La réduction de la force électorale de la gauche invite les militant·e·s à réfléchir à la fragmentation de ce camp. Au cours des trois dernières années, le seul moment où la gauche a marqué le débat public pour gagner l’opinion populaire a été la grève générale de décembre dernier, convoquée conjointement par la CGTP et l’UGT contre la nouvelle législation du travail que le gouvernement veut imposer.

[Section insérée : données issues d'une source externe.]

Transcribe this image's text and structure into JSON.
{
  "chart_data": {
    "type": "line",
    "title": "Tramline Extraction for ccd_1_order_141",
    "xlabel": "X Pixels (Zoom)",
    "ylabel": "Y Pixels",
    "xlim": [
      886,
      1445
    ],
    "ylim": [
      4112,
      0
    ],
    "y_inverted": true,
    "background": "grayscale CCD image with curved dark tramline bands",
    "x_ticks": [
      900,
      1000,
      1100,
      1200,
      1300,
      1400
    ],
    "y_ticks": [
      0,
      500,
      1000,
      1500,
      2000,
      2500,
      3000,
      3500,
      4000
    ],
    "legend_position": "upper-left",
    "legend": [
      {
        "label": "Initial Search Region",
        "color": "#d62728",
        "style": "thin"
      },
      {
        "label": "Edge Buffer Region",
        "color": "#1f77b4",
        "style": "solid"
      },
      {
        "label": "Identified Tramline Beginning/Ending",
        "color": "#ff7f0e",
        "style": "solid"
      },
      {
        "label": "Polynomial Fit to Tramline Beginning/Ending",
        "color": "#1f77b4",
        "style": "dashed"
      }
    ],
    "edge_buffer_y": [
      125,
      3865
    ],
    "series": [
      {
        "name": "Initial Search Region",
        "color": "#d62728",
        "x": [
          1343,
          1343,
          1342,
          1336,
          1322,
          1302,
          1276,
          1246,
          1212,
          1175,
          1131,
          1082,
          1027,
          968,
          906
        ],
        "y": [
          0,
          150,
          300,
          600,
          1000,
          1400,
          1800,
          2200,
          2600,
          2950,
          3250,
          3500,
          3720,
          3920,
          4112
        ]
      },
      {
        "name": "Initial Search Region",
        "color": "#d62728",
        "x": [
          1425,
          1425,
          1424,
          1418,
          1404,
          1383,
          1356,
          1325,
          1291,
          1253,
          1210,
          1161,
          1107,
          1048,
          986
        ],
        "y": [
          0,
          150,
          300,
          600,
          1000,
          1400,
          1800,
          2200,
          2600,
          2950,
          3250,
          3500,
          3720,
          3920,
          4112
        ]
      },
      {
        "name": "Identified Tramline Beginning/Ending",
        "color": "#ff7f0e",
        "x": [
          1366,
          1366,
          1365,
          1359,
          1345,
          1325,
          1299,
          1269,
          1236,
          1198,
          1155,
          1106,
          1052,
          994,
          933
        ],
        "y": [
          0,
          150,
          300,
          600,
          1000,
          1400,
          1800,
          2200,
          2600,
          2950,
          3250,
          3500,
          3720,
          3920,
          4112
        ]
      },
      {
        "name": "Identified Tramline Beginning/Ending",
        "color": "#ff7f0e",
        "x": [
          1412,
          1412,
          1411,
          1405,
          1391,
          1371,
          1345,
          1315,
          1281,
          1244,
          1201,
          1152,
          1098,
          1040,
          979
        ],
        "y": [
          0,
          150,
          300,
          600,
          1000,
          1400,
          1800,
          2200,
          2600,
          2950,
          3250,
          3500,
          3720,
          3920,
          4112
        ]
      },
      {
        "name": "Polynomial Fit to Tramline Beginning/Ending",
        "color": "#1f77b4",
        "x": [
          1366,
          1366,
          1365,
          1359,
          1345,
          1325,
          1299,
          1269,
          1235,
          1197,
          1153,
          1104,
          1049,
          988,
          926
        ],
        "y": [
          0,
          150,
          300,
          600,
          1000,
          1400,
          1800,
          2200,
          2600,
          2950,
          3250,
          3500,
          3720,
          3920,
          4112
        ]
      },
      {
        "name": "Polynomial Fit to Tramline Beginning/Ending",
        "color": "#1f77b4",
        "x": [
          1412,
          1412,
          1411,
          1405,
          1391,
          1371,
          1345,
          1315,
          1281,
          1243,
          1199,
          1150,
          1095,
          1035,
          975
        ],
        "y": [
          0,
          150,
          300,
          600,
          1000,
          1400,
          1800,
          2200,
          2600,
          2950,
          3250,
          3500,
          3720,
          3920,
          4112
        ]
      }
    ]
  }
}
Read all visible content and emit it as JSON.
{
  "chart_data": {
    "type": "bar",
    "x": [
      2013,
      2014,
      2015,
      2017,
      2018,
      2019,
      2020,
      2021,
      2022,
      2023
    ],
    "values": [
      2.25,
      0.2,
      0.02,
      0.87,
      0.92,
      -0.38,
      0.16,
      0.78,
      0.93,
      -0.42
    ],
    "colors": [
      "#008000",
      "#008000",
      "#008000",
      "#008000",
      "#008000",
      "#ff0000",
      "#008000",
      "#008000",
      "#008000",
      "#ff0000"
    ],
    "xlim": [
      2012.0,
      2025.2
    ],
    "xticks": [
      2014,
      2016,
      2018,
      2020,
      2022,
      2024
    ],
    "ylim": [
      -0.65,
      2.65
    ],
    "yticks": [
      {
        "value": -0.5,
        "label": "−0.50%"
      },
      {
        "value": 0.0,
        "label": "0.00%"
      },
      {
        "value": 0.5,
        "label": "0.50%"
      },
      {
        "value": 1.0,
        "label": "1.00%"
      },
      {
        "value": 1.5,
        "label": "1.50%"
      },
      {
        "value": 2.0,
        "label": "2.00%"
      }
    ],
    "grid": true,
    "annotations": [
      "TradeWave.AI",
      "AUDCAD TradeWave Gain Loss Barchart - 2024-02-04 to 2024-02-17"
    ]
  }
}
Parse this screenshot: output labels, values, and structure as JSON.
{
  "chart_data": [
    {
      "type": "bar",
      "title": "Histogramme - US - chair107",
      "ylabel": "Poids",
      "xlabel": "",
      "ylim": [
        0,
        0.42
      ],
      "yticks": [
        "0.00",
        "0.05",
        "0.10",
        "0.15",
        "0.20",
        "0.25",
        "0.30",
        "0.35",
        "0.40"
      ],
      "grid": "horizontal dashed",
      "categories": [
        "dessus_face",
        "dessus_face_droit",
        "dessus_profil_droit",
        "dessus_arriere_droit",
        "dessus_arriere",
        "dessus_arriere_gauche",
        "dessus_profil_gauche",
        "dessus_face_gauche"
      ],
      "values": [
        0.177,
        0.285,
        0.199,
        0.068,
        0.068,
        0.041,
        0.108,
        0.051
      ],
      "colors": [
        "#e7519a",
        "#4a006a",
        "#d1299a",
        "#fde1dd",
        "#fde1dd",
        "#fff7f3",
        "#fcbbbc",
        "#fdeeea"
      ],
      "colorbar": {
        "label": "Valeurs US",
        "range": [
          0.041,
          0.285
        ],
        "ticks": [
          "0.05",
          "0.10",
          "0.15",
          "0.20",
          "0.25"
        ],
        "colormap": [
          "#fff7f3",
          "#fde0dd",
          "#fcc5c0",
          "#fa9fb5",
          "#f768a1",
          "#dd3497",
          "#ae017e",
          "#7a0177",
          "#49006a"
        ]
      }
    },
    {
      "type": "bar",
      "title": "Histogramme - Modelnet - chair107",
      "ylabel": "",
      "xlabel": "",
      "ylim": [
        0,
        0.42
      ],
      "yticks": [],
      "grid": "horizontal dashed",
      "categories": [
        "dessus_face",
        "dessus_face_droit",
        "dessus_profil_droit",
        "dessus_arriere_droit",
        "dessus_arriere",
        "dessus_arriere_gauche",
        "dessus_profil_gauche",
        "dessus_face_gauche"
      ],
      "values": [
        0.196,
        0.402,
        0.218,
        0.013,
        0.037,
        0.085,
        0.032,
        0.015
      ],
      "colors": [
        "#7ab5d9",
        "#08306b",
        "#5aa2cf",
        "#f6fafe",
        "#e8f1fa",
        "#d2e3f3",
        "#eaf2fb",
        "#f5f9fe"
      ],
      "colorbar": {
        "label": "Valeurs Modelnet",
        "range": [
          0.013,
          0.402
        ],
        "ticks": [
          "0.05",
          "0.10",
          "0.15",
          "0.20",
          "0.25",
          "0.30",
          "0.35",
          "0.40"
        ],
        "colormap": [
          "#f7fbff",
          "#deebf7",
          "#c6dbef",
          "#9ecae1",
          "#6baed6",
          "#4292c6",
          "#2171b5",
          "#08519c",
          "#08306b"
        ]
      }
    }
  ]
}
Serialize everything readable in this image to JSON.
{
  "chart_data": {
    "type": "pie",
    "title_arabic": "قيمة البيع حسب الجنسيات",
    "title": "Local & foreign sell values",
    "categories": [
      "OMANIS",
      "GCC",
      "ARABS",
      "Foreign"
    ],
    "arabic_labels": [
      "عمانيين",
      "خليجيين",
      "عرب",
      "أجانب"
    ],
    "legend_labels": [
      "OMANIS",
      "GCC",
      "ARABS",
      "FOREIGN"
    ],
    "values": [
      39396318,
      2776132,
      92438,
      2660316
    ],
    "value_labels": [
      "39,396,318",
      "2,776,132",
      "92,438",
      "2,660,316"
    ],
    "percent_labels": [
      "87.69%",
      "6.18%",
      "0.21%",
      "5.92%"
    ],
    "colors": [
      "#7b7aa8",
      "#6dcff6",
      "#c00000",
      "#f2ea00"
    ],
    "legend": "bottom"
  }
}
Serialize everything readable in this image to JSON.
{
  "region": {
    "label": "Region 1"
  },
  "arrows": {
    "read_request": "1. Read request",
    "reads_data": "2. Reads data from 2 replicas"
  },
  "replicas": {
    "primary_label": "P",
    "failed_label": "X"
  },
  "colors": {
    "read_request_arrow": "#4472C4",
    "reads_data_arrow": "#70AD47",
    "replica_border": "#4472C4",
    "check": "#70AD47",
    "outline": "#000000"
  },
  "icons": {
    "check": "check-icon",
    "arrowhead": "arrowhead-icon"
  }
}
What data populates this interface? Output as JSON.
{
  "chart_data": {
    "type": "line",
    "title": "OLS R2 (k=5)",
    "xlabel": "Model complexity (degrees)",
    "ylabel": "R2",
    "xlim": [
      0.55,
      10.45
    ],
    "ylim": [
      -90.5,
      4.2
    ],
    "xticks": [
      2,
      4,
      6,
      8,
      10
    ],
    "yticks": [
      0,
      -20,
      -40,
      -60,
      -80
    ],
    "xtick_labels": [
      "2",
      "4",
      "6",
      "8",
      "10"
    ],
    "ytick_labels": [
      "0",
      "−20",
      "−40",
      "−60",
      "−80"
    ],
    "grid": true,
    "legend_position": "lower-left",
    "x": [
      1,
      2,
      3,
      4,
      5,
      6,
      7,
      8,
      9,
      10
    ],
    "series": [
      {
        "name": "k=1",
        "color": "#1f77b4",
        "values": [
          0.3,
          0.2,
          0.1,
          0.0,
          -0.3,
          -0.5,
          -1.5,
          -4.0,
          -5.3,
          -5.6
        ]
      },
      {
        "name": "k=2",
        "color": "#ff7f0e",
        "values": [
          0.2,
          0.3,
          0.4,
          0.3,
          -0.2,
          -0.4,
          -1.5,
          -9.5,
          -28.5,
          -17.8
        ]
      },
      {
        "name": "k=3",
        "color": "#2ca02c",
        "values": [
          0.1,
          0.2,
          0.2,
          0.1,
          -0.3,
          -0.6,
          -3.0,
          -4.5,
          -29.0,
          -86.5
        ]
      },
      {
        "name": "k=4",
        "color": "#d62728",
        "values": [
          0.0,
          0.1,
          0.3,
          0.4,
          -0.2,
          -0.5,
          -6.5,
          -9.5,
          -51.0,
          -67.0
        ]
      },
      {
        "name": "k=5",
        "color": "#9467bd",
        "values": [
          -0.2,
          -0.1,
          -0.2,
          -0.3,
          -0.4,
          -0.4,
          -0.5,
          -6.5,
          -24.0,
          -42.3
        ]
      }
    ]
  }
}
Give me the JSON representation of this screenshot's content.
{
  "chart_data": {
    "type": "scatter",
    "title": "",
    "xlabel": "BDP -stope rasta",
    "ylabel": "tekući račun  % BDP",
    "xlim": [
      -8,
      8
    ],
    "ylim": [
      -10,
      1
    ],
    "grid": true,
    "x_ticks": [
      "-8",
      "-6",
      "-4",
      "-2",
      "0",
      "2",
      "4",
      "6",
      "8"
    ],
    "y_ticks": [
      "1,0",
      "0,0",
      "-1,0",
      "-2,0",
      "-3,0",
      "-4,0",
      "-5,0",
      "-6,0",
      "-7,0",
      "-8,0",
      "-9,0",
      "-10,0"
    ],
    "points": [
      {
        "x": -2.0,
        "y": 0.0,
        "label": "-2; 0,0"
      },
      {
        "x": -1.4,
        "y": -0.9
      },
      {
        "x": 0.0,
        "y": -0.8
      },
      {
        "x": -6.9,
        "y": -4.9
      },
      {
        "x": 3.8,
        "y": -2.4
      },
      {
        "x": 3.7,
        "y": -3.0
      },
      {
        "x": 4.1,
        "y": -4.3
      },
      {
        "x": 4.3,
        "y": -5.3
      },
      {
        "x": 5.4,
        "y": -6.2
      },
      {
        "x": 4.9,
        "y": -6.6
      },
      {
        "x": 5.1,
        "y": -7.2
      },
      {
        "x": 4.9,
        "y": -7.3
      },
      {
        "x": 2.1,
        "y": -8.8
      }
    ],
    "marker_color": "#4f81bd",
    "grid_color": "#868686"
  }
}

Le succès de la grève générale a mis Ventura sur la défensive – il a cessé d’accuser la grève d’être l’œuvre de l’extrême gauche et s’est mis à proposer de dialoguer avec les grévistes pour écouter «leurs justes revendications» – et a obligé Seguro à promettre que, s’il était élu président, il opposerait son veto à la nouvelle législation du travail.

Avec ou sans crise politique à l’horizon, la gauche doit s’essayer, dans le cadre des résistances sociales, à des dialogues/débats qui lui permettront d’éviter la marginalité politique. La grève générale est un indicateur de la voie à suivre: plus de protagonisme dans les luttes et sur le terrain extra-partisan, plus d’engagement dans la solidarité contre la fascisation, plus d’espaces communs pour comprendre ensemble l’époque dans laquelle nous vivons. Telles sont les conditions essentielles pour qu’il puisse exister, lors du prochain cycle électoral, une alternative unitaire qui offre de la crédibilité plutôt que de la fragmentation. (Article en portugais reçu le 20 janvier 2026; traduction-édition rédaction A l’Encontre).